Мы сели на лавочку у крыльца ждать.

— Это давно началось? — спросил я.

— Еще до меня, да полгода при мне, — сказал Примак.

— Ты обязан был прекратить!

— Как?

— Как член партии. Сказать Иван Егоровичу — баста, и весь разговор! Или еще полгода назад поднять телефонную трубку и позвонить в редакцию.

— Пороху не хватило.

— А сегодня зачем позвонил?

— Стыд замучил.

— У меня предложение. Сядь напиши письмо в редакцию.

— Вот это уж нет. Баранцевичу из-за меня дадут выговор. Как я с ним потом работать буду? Ты подумал? И потом, кто меня сюда из колхоза выдвинул? Он! А я ему вместо спасиба письмо в редакцию. Нехорошо.

— Если я буду писать о нем фельетон, то и тебя зацеплю.

— Понимаю и иду на это. Сколько виноват, столько и выдай!

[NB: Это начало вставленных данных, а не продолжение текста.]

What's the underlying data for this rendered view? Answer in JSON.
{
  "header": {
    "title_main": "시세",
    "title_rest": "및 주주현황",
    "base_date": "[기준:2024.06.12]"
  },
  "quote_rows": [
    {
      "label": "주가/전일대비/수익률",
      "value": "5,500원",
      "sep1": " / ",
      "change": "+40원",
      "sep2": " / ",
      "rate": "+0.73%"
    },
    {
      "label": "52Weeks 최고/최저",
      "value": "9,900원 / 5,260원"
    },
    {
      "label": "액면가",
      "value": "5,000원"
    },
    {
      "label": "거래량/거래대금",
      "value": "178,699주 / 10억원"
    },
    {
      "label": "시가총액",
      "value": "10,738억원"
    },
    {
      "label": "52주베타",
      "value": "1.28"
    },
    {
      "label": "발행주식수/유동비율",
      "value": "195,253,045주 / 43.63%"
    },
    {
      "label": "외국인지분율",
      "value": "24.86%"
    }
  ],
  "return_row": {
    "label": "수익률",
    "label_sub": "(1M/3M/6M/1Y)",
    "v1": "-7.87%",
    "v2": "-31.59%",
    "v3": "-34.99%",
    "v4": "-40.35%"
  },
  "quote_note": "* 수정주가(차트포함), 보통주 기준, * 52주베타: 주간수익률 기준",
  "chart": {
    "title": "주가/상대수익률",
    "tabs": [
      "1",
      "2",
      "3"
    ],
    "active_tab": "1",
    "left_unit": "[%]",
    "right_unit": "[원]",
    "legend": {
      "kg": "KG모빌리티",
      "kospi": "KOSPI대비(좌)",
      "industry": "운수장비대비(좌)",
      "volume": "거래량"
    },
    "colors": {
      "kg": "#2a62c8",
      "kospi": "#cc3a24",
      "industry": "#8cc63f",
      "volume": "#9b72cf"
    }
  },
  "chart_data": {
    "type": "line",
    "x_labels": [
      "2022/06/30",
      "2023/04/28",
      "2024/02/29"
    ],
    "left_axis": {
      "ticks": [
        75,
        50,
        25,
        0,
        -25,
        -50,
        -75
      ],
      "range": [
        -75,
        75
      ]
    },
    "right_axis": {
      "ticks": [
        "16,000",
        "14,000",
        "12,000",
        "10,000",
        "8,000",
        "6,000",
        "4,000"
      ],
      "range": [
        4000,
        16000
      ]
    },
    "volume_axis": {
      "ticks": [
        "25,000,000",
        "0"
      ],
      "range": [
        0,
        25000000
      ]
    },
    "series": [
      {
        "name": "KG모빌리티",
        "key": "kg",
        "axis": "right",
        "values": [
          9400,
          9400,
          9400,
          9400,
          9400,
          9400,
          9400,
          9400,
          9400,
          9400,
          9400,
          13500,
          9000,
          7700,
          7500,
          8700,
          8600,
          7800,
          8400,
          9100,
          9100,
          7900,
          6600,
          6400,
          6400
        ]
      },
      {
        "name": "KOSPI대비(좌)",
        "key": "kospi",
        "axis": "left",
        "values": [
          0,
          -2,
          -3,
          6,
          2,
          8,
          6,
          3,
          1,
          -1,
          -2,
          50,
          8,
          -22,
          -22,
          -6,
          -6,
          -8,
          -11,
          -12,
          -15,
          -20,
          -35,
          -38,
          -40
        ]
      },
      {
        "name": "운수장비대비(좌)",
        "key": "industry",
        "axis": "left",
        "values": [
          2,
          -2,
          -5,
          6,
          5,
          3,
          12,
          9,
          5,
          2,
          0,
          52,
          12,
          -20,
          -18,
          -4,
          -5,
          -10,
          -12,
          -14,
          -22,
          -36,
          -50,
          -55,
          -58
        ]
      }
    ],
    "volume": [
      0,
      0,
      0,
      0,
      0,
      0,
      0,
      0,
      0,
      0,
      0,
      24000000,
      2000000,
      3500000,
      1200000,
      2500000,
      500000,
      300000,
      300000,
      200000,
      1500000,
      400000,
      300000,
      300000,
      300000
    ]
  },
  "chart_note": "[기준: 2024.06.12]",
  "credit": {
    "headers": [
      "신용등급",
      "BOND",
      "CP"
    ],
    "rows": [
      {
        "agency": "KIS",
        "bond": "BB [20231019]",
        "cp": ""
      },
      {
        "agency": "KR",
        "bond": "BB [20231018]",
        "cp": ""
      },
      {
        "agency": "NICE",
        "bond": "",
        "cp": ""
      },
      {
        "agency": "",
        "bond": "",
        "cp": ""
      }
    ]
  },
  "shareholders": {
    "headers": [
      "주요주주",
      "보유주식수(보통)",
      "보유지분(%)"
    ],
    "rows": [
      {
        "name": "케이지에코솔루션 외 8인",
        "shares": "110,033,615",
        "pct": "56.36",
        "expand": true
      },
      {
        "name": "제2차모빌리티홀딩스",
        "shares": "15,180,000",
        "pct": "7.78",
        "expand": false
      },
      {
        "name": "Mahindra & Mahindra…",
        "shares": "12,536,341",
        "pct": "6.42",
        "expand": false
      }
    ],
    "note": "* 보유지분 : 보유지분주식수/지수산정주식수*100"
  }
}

Баранцевич вышел на крыльцо и сказал:

— Кому в город — садитесь!

Мы пожали с Примаком друг другу руки, и я полез на свое место сзади. Пять минут ехали молча. Потом Баранцевич, не оборачиваясь, спросил:

— Ты часто домой письма пишешь?

— Как придется.

— А мои студенты не пишут, не отвечают папе на его писала.

— Нехорошо.

— Не любят они папу. А ты своего любишь?

Я снова залился краской.

— Ты что, не слышал, о чем я спросил? Папу любишь?

— Да!

— А маму?

Я взорвался.

— Нет!

— Не любишь маму?

— Нет!

— Почему?

— Я люблю тетю Грушу!

— А она кто, тетя Груша?

— Лифтерша из нашего подъезда.

В машине на минуту воцарилось молчание, а потом раздался хохот. Баранцевич повернулся ко мне (впервые за весь разговор), хотел что-то сказать и не смог.